FELL HARVEST “Pale Light In A Dying World”

By Dr. Abner Mality

If there’s any such thing as a generic all-purpose doom metal album title, “Pale Light In A Dying World” has got to be it. The guy who came up with that wasn’t even trying that hard.

However, Wyoming’s FELL HARVEST have an earnestness to their music that makes them likable. Doing underground metal in Cheyenne, Wyoming can’t be very easy and I’m hard pressed to name another band from there. Also, I discovered that lead vocalist/bassist Joseph Fell was knocked for a loop by Covid-19 during the recording period for this record and it had a profound effect on his vocals. Originally able to do death growls and black metal screams, the rotten bug forced him to use clean vocals almost exclusively here. That’s some hard luck, right there.

FELL HARVEST is generally a doom metal band with touches of seminal acts like PARADISE LOST and CANDLEMASS, but there’s also an almost classic rock feel to some of it, as well as a METALLICA influence from their more commercial period. The songs are heartfelt but seem very, very “by the numbers” and in the shadow of the bands mentioned above. It doesn’t reach the next level, yet you do have the impression they are trying hard.

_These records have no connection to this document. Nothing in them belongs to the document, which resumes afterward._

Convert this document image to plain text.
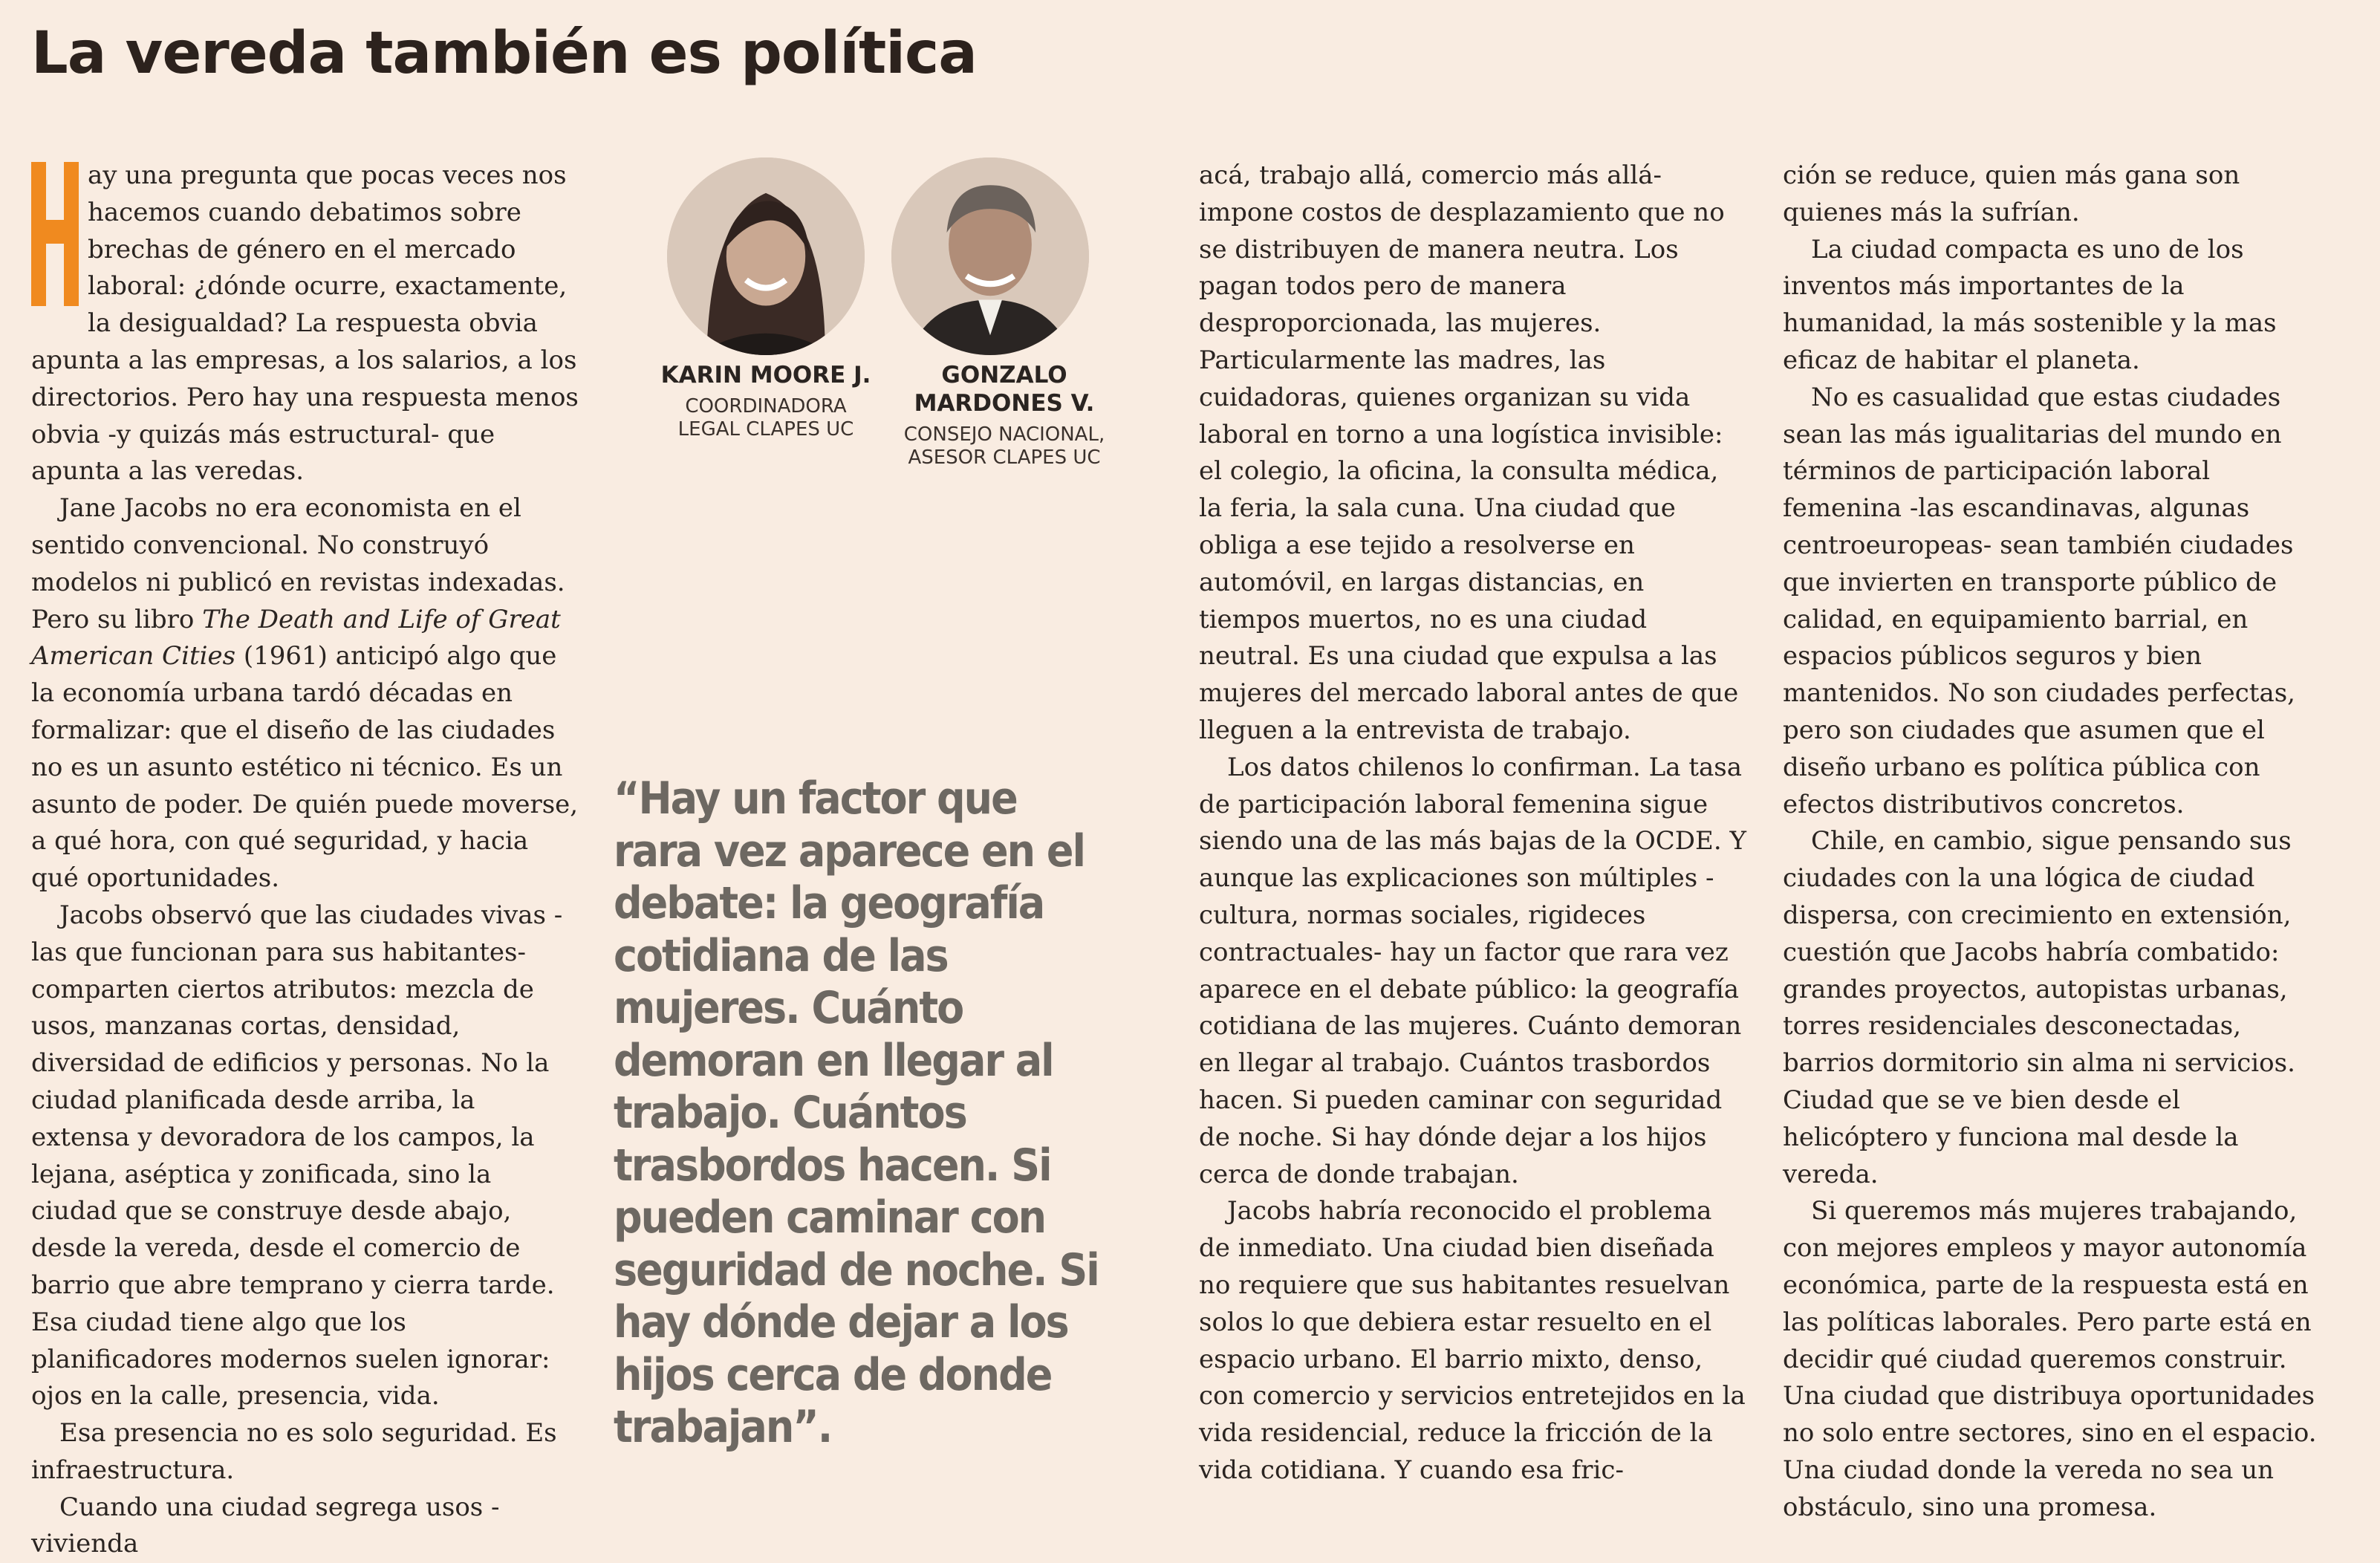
La vereda también es política

ay una pregunta que pocas veces nos hacemos cuando debatimos sobre brechas de género en el mercado laboral: ¿dónde ocurre, exactamente, la desigualdad? La respuesta obvia apunta a las empresas, a los salarios, a los directorios. Pero hay una respuesta menos obvia -y quizás más estructural- que apunta a las veredas.

Jane Jacobs no era economista en el sentido convencional. No construyó modelos ni publicó en revistas indexadas. Pero su libro The Death and Life of Great American Cities (1961) anticipó algo que la economía urbana tardó décadas en formalizar: que el diseño de las ciudades no es un asunto estético ni técnico. Es un asunto de poder. De quién puede moverse, a qué hora, con qué seguridad, y hacia qué oportunidades.

Jacobs observó que las ciudades vivas -las que funcionan para sus habitantes- comparten ciertos atributos: mezcla de usos, manzanas cortas, densidad, diversidad de edificios y personas. No la ciudad planificada desde arriba, la extensa y devoradora de los campos, la lejana, aséptica y zonificada, sino la ciudad que se construye desde abajo, desde la vereda, desde el comercio de barrio que abre temprano y cierra tarde. Esa ciudad tiene algo que los planificadores modernos suelen ignorar: ojos en la calle, presencia, vida.

Esa presencia no es solo seguridad. Es infraestructura.

Cuando una ciudad segrega usos -vivienda

KARIN MOORE J.
COORDINADORA
LEGAL CLAPES UC
GONZALO
MARDONES V.
CONSEJO NACIONAL,
ASESOR CLAPES UC
“Hay un factor que rara vez aparece en el debate: la geografía cotidiana de las mujeres. Cuánto demoran en llegar al trabajo. Cuántos trasbordos hacen. Si pueden caminar con seguridad de noche. Si hay dónde dejar a los hijos cerca de donde trabajan”.

acá, trabajo allá, comercio más allá- impone costos de desplazamiento que no se distribuyen de manera neutra. Los pagan todos pero de manera desproporcionada, las mujeres. Particularmente las madres, las cuidadoras, quienes organizan su vida laboral en torno a una logística invisible: el colegio, la oficina, la consulta médica, la feria, la sala cuna. Una ciudad que obliga a ese tejido a resolverse en automóvil, en largas distancias, en tiempos muertos, no es una ciudad neutral. Es una ciudad que expulsa a las mujeres del mercado laboral antes de que lleguen a la entrevista de trabajo.

Los datos chilenos lo confirman. La tasa de participación laboral femenina sigue siendo una de las más bajas de la OCDE. Y aunque las explicaciones son múltiples -cultura, normas sociales, rigideces contractuales- hay un factor que rara vez aparece en el debate público: la geografía cotidiana de las mujeres. Cuánto demoran en llegar al trabajo. Cuántos trasbordos hacen. Si pueden caminar con seguridad de noche. Si hay dónde dejar a los hijos cerca de donde trabajan.

Jacobs habría reconocido el problema de inmediato. Una ciudad bien diseñada no requiere que sus habitantes resuelvan solos lo que debiera estar resuelto en el espacio urbano. El barrio mixto, denso, con comercio y servicios entretejidos en la vida residencial, reduce la fricción de la vida cotidiana. Y cuando esa fric-

ción se reduce, quien más gana son quienes más la sufrían.

La ciudad compacta es uno de los inventos más importantes de la humanidad, la más sostenible y la mas eficaz de habitar el planeta.

No es casualidad que estas ciudades sean las más igualitarias del mundo en términos de participación laboral femenina -las escandinavas, algunas centroeuropeas- sean también ciudades que invierten en transporte público de calidad, en equipamiento barrial, en espacios públicos seguros y bien mantenidos. No son ciudades perfectas, pero son ciudades que asumen que el diseño urbano es política pública con efectos distributivos concretos.

Chile, en cambio, sigue pensando sus ciudades con la una lógica de ciudad dispersa, con crecimiento en extensión, cuestión que Jacobs habría combatido: grandes proyectos, autopistas urbanas, torres residenciales desconectadas, barrios dormitorio sin alma ni servicios. Ciudad que se ve bien desde el helicóptero y funciona mal desde la vereda.

Si queremos más mujeres trabajando, con mejores empleos y mayor autonomía económica, parte de la respuesta está en las políticas laborales. Pero parte está en decidir qué ciudad queremos construir. Una ciudad que distribuya oportunidades no solo entre sectores, sino en el espacio. Una ciudad donde la vereda no sea un obstáculo, sino una promesa.
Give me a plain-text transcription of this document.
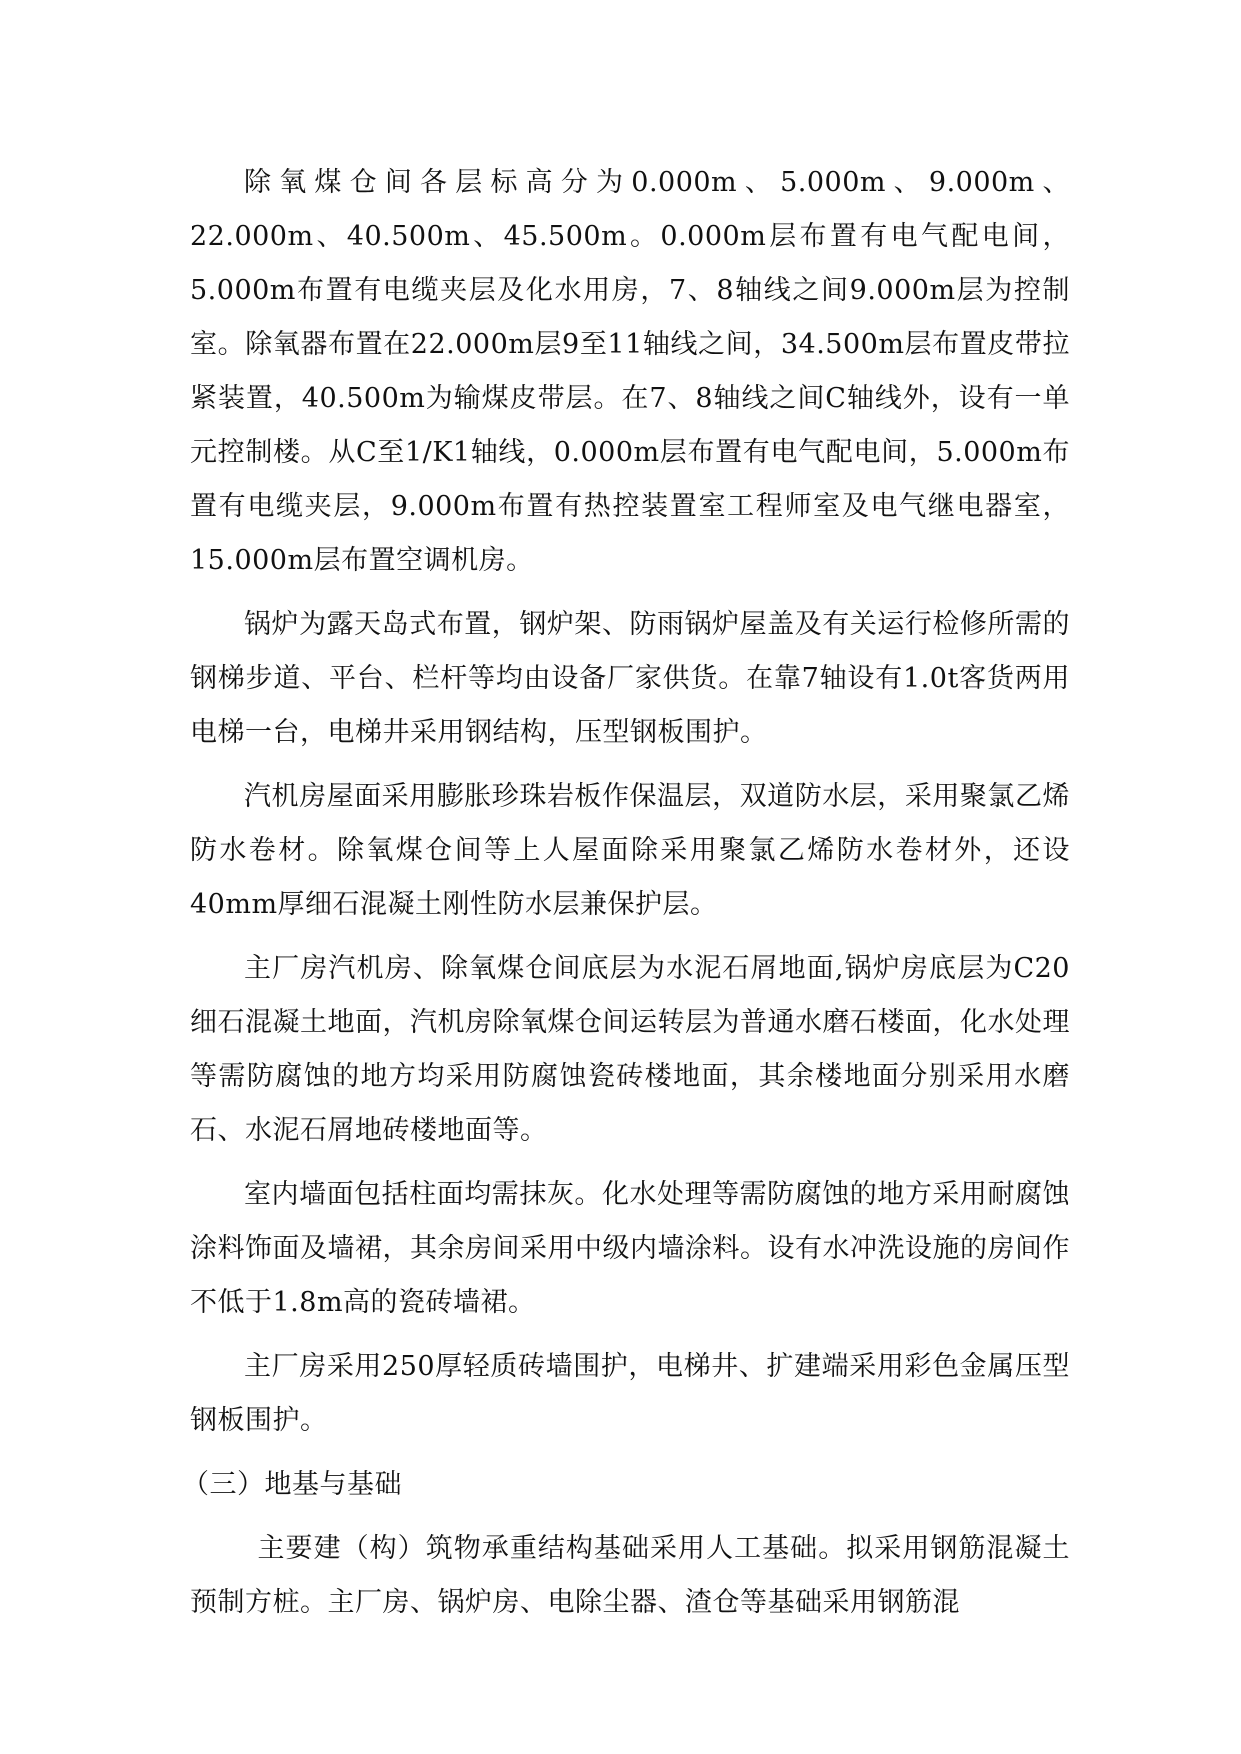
除氧煤仓间各层标高分为0.000m、5.000m、9.000m、22.000m、40.500m、45.500m。0.000m层布置有电气配电间，5.000m布置有电缆夹层及化水用房，7、8轴线之间9.000m层为控制室。除氧器布置在22.000m层9至11轴线之间，34.500m层布置皮带拉紧装置，40.500m为输煤皮带层。在7、8轴线之间C轴线外，设有一单元控制楼。从C至1/K1轴线，0.000m层布置有电气配电间，5.000m布置有电缆夹层，9.000m布置有热控装置室工程师室及电气继电器室，15.000m层布置空调机房。

锅炉为露天岛式布置，钢炉架、防雨锅炉屋盖及有关运行检修所需的钢梯步道、平台、栏杆等均由设备厂家供货。在靠7轴设有1.0t客货两用电梯一台，电梯井采用钢结构，压型钢板围护。

汽机房屋面采用膨胀珍珠岩板作保温层，双道防水层，采用聚氯乙烯防水卷材。除氧煤仓间等上人屋面除采用聚氯乙烯防水卷材外，还设40mm厚细石混凝土刚性防水层兼保护层。

主厂房汽机房、除氧煤仓间底层为水泥石屑地面,锅炉房底层为C20细石混凝土地面，汽机房除氧煤仓间运转层为普通水磨石楼面，化水处理等需防腐蚀的地方均采用防腐蚀瓷砖楼地面，其余楼地面分别采用水磨石、水泥石屑地砖楼地面等。

室内墙面包括柱面均需抹灰。化水处理等需防腐蚀的地方采用耐腐蚀涂料饰面及墙裙，其余房间采用中级内墙涂料。设有水冲洗设施的房间作不低于1.8m高的瓷砖墙裙。

主厂房采用250厚轻质砖墙围护，电梯井、扩建端采用彩色金属压型钢板围护。

（三）地基与基础

主要建（构）筑物承重结构基础采用人工基础。拟采用钢筋混凝土预制方桩。主厂房、锅炉房、电除尘器、渣仓等基础采用钢筋混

Of the six songs here, “The Lark At Morning” and “The Ghosts of Scapa Flow” are two strong and traditional doom metal cuts packed with mournful, heavy riffs. “Titanicide” really isn’t doom at all, but rather something like a faster METAL CHURCH cut with a METALLICA feel on the vocals. Mr. Fell does have a strong Hetfield flavor to some of his singing. Wrapping things up is the folk ballad “The Wind That Shakes The Barley”, which gets heavy half way through, and the routine title track and “Thy Barren Fields”.

To sum it up, “The Pale Light In A Dying World” is a serviceable doomy album but not too much more than that.